Using a “doppelganger” model like the NBER to build an alternative growth path assuming the UK had remained in the EU, Bloomberg Economics said the damage would be 9.6%.

However, it said the estimate is misleading because the NBER doppelganger includes Ireland, where growth has averaged 7% a year since the 2016 referendum thanks to its low-tax strategy, and is heavily weighted to the US, which unlike the UK “wasn’t hit by an energy shock in 2022, has benefited from significant fiscal stimulus and is seeing the benefits of AI investment.”

Stripping out Ireland reduces the hit to about 6% and adjusting the US growth trajectory to reflect pre-2016 levels of outperformance lowers the impact further to 3.4%. Alternatively, using the World Trade Organization’s Global Trade Model , capturing the impact of higher trade barriers, points to a 2.5% long-term hit, Bloomberg Economics said.

The authors also modelled three options for a change in the relationship to improve future terms of trade with the EU.

1) Customs Union: +0.4 percentage point

Several members of the Labour government have called for the UK to rejoin the customs union, despite it being a manifesto red line. Doing so would remove some border frictions for goods but require the UK adopt EU tariffs and scrap existing trade deals with the likes of India, the US and the Gulf states. The deal would not include services.

Pros:

End rules of origin checks for UK exporters, reducing administrative costs. Does not require UK to adopt EU principle of free movement of labor.

Cons:

Relatively small net gain of 0.4 percentage point. Loss of sovereignty over trade deals and tariffs. Border checks and paperwork still required as the UK remains outside the single market.

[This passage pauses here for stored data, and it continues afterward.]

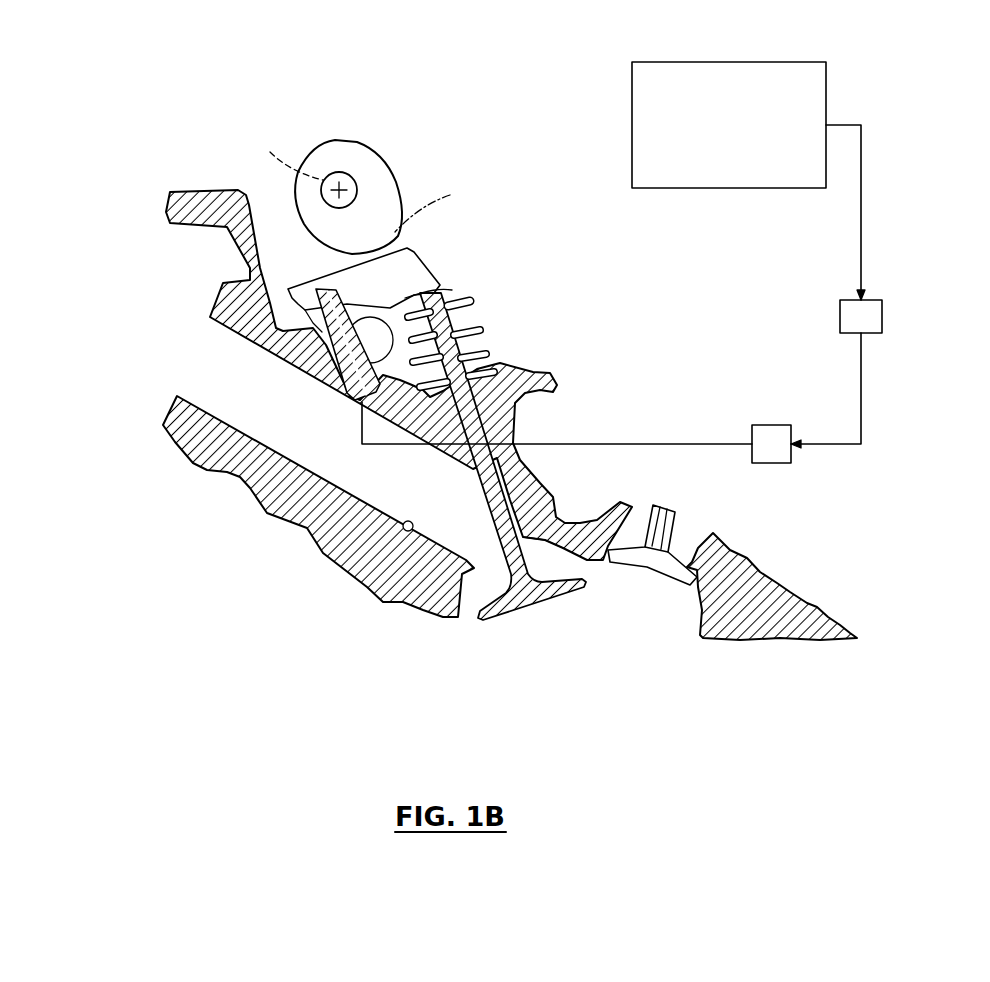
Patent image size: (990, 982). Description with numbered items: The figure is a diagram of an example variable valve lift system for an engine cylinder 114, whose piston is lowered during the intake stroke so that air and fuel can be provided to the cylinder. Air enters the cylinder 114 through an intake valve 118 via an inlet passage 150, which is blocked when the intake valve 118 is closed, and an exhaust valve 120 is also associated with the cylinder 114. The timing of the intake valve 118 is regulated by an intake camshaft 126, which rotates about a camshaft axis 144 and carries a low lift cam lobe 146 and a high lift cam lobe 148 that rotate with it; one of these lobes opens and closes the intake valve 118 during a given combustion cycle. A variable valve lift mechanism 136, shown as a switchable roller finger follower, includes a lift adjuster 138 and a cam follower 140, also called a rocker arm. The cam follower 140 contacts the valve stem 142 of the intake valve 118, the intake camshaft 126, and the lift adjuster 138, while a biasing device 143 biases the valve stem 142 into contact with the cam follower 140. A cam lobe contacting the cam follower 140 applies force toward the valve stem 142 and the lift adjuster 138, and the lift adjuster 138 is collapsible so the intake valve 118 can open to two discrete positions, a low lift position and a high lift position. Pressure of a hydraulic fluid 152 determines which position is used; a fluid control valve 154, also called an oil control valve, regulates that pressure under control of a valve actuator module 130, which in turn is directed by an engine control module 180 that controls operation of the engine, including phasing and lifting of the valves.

The cylinder 114 is at (692, 610).
The intake valve 118 is at (523, 537).
The exhaust valve 120 is at (673, 524).
The intake camshaft 126 is at (346, 176).
The valve actuator module 130 is at (882, 318).
The variable valve lift (VVL) mechanism 136 is at (488, 212).
The lift adjuster 138 is at (313, 360).
The cam follower 140 is at (423, 243).
The valve stem 142 is at (440, 293).
The biasing device 143 is at (490, 331).
The camshaft axis 144 is at (286, 153).
The low lift cam lobe 146 is at (387, 170).
The high lift cam lobe 148 is at (438, 208).
The inlet passage 150 is at (394, 531).
The hydraulic fluid 152 is at (672, 440).
The fluid control valve 154 is at (790, 458).
The engine control module (ECM) 180 is at (727, 62).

2) Swiss-style deal: +0.8 percentage point

A “cherry-picker’s” charter, as some would describe it, as the UK would sign a series of bilateral trade deals with the EU in return for single market access in those specific areas. This could go beyond goods trade to include mutual recognition of professional standards to allow services like architecture to work more easily within the bloc.

Pros: Deep access to the single market in the chosen areas. Reduces tariff and non-tariff barriers, removing all border frictions and administrative costs in those areas.

Cons: UK would have to adopt EU rules for the selected deals, with little freedom to diverge. Reduced legal sovereignty as UK would be subject to some European Court of Justice rulings. Building the deals could take many years, as it has for Switzerland. It is possible the EU would grant limited single market access without asking for full free movement of labor but the Swiss have accepted free movement.

3) Single Market for Goods: +1.2 percentage points

A bespoke deal for the UK that would give it access to the single market for goods alone. According to reports, British and EU officials have discussed the proposal.

Pros: Biggest economic boost of all plausible options. Deep access to the single market in chosen areas. Reduces tariff and non-tariff barriers, removing all border frictions and administrative costs. Quicker and easier to complete than Swiss-style sector-by-sector negotiations.

Cons: Talks with the EU foundered on the strict requirement for free movement of labor. Loss of sovereignty over goods regulation and trade deals.